This is a personal post, I’m not going to dissect the campaigns or implications here. I feel lost. It is not just the decision itself, but what it has revealed about the country I live in. Every aspect of the Leave campaign has illustrated that Britain is now a place where you cannot feel any sense of belonging. It demonstrated that being openly racist was now a viable political tactic for the first time since the 1930s. It was anti-intellectual, as experts were widely dismissed in favour of slogans. It was distinctly Kafkaesque when a rich city banker and aristocrat talk about fighting the elite, when a Prime Minister hopeful proudly boasts “I don’t listen to experts”. It was post-truth, with deliberate lies told repeatedly and no rational argument or model proposed. It was selfish, with most young people wanting to Remain, the over 65s who will the least affected, voted to Leave.

As a liberal, academic who tries to do research gathering evidence with European colleagues, this is pretty much my anti-society. It feels very different to when your side doesn’t win in a general election. I could always understand, even if I didn’t agree with, those choices. But my country has just voted gleefully for hatred and economic ruin. What am I supposed to do with that fact?

There have been many casual nazi references thrown around in this campaign. But the similarities are horrible – right wing demagogues coming to power by blaming the current financial problems on immigrants and employing hate based tactics. No-one in Britain ever gets to ask again “How did Nazi Germany happen?” In The Drowned and the Saved, Auschwitz survivor Primo Levi talks about letters he received from Germans. One of them seeks forgiveness, saying “Hitler appeared suspect to us, but decidedly the lesser of two evils. That all his beautiful words were falsehood and betrayal we did not understand at the beginning.” Levi replies angrily highlighting that Hitler’s intentions were always obvious. This sentiment will be expressed by the people who voted Leave in a few years time when the economy has worsened and things have lurched to the right too far even for them. “How could we have known we were being tricked?” they will cry. Yes, you were tricked, but only because you wanted to be. The facts were there but you chose to deliberately ignore them in favour of indulging self pity and rage. I will find it very difficult to forgive anyone who voted Leave for what they have done to this country and to my daughter’s future.
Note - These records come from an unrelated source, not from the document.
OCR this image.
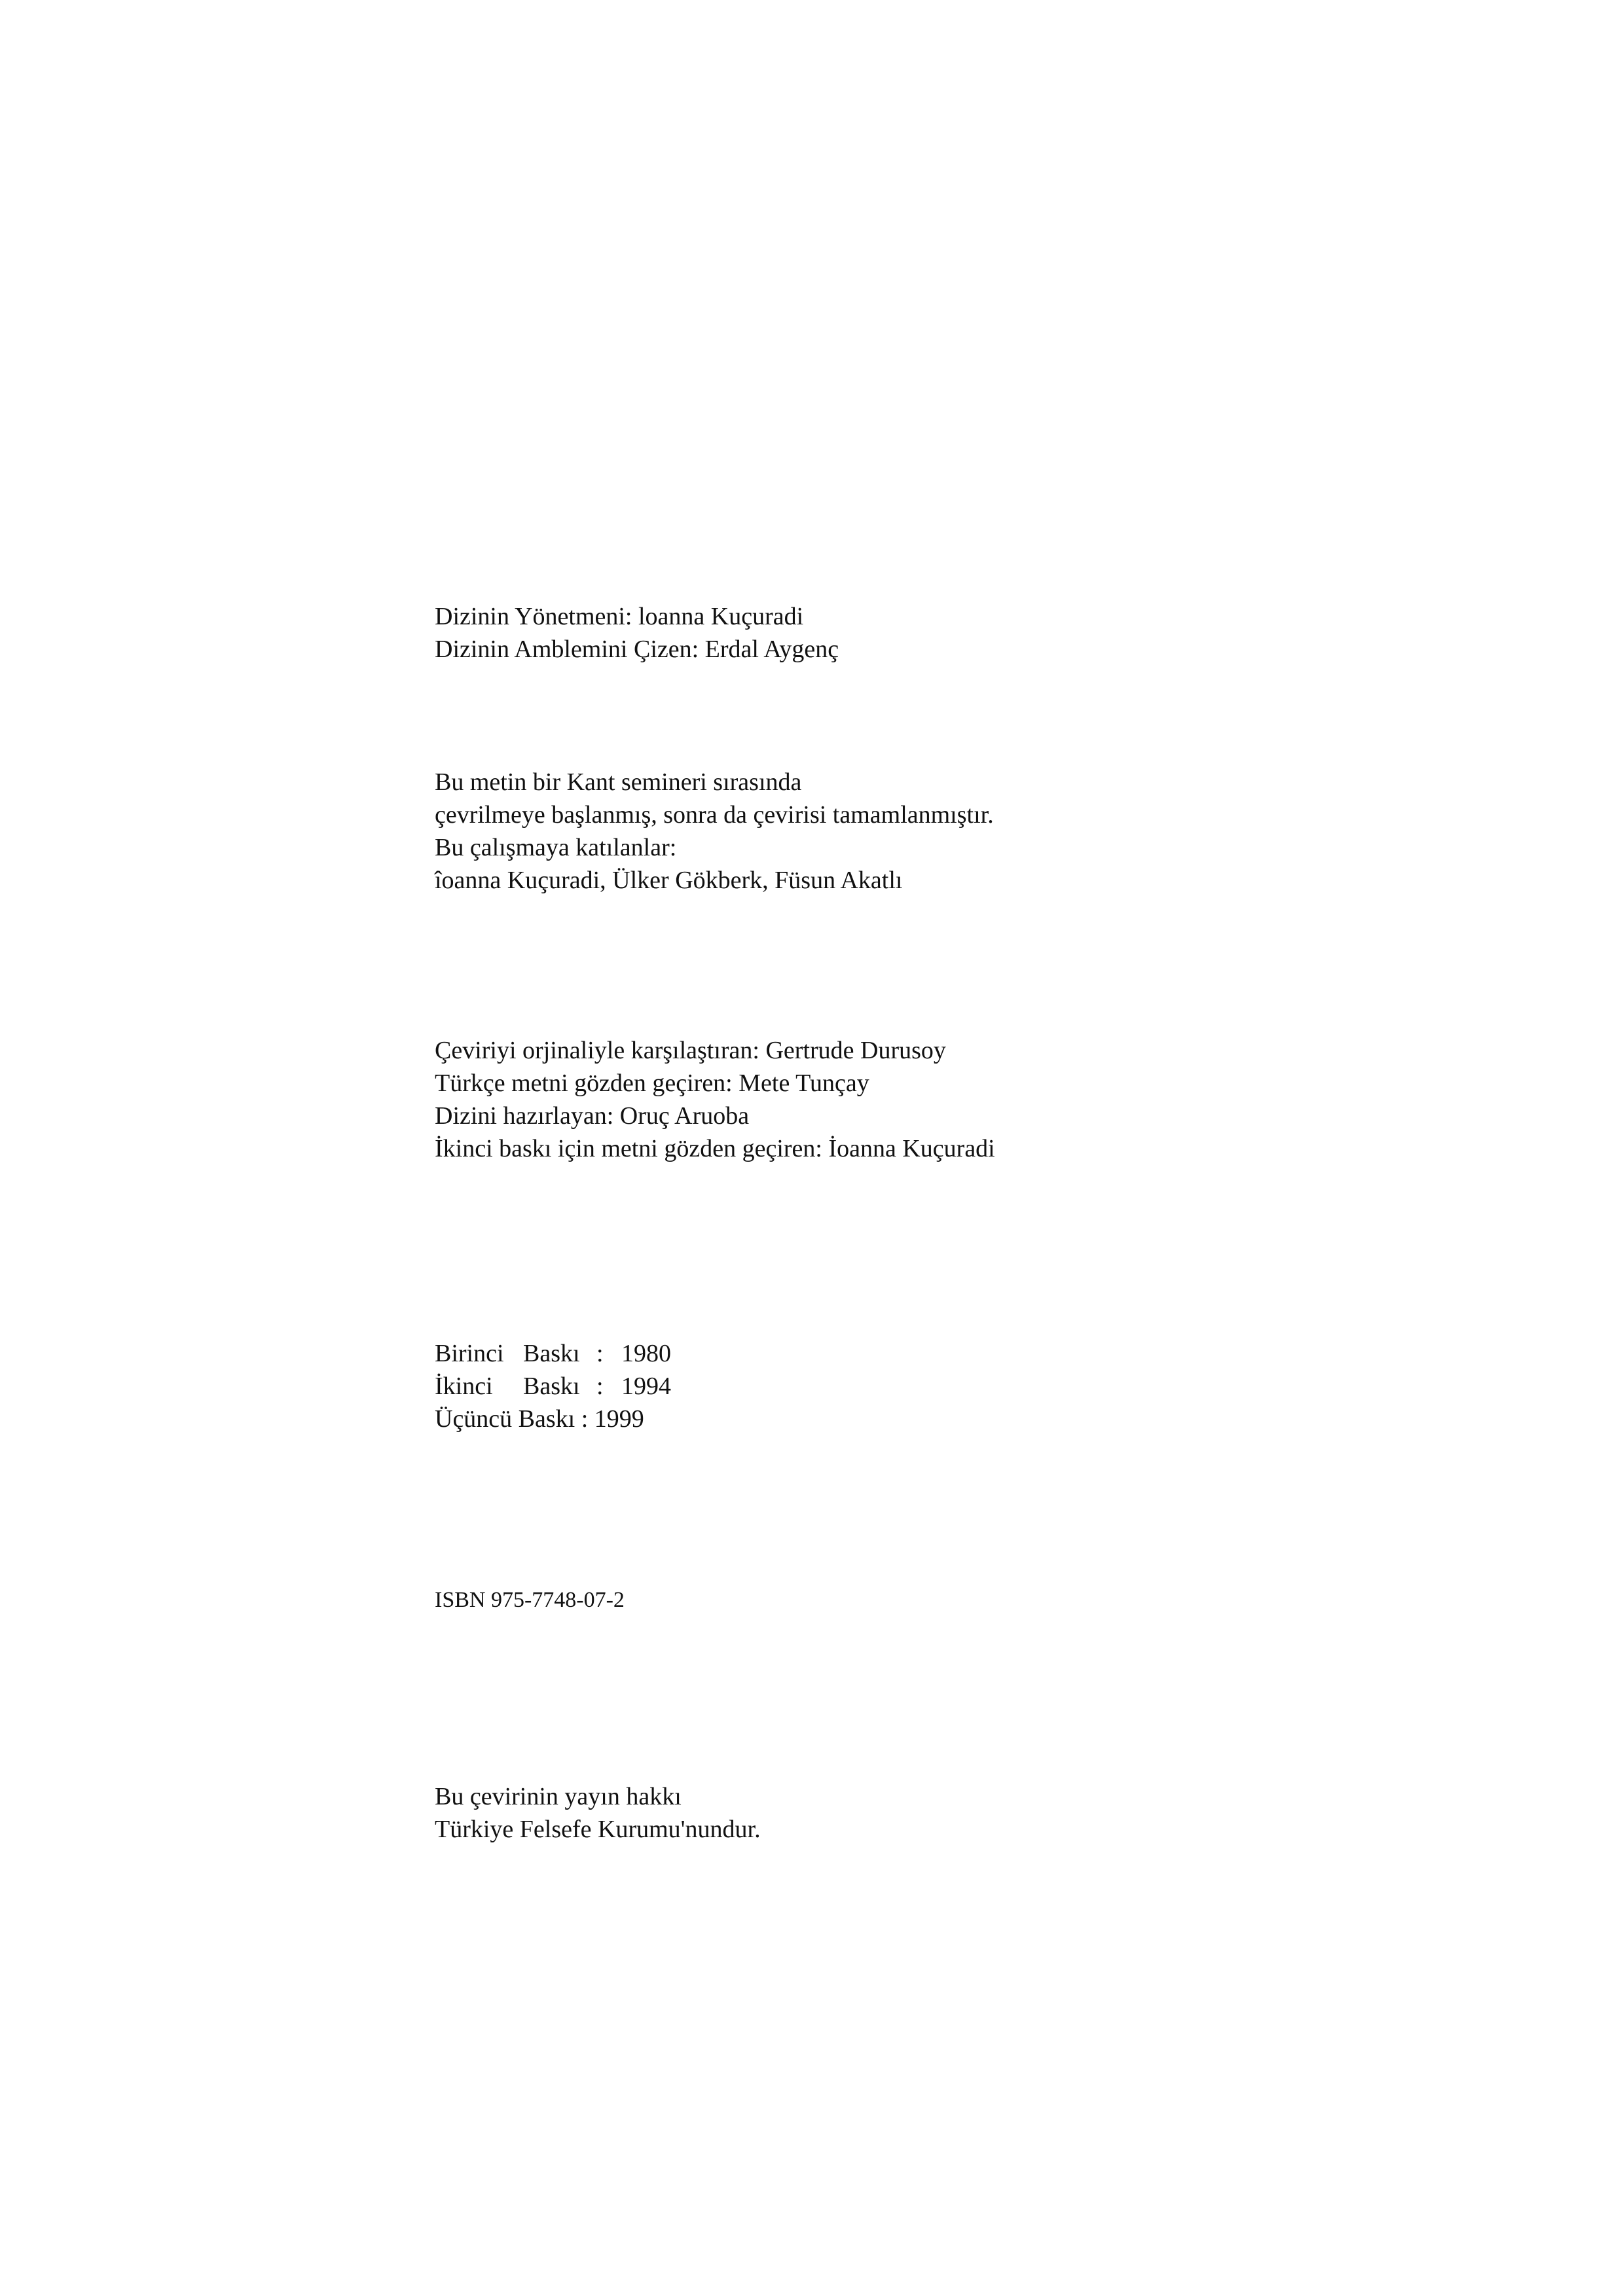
Dizinin Yönetmeni: loanna Kuçuradi
Dizinin Amblemini Çizen: Erdal Aygenç
Bu metin bir Kant semineri sırasında
çevrilmeye başlanmış, sonra da çevirisi tamamlanmıştır.
Bu çalışmaya katılanlar:
îoanna Kuçuradi, Ülker Gökberk, Füsun Akatlı
Çeviriyi orjinaliyle karşılaştıran: Gertrude Durusoy
Türkçe metni gözden geçiren: Mete Tunçay
Dizini hazırlayan: Oruç Aruoba
İkinci baskı için metni gözden geçiren: İoanna Kuçuradi
Birinci Baskı : 1980
İkinci Baskı : 1994
Üçüncü Baskı : 1999
ISBN 975-7748-07-2
Bu çevirinin yayın hakkı
Türkiye Felsefe Kurumu'nundur.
I know I should feel emboldened to fight on for the things I believe in, but at the moment I need to find personal tactics to get through it. This whole process has brought the full, boiling, rage of Brits to the surface and it’s been like living with YouTube commentators for the past few weeks. It has made me feel quite ill, and so I need to find tactics for dealing with the new reality, as the only thing I have at the moment is curling up in a ball in the corner. I’m taking a social media and news break for a while, I’ll walk my dog and try to tell my daughter that things will be ok.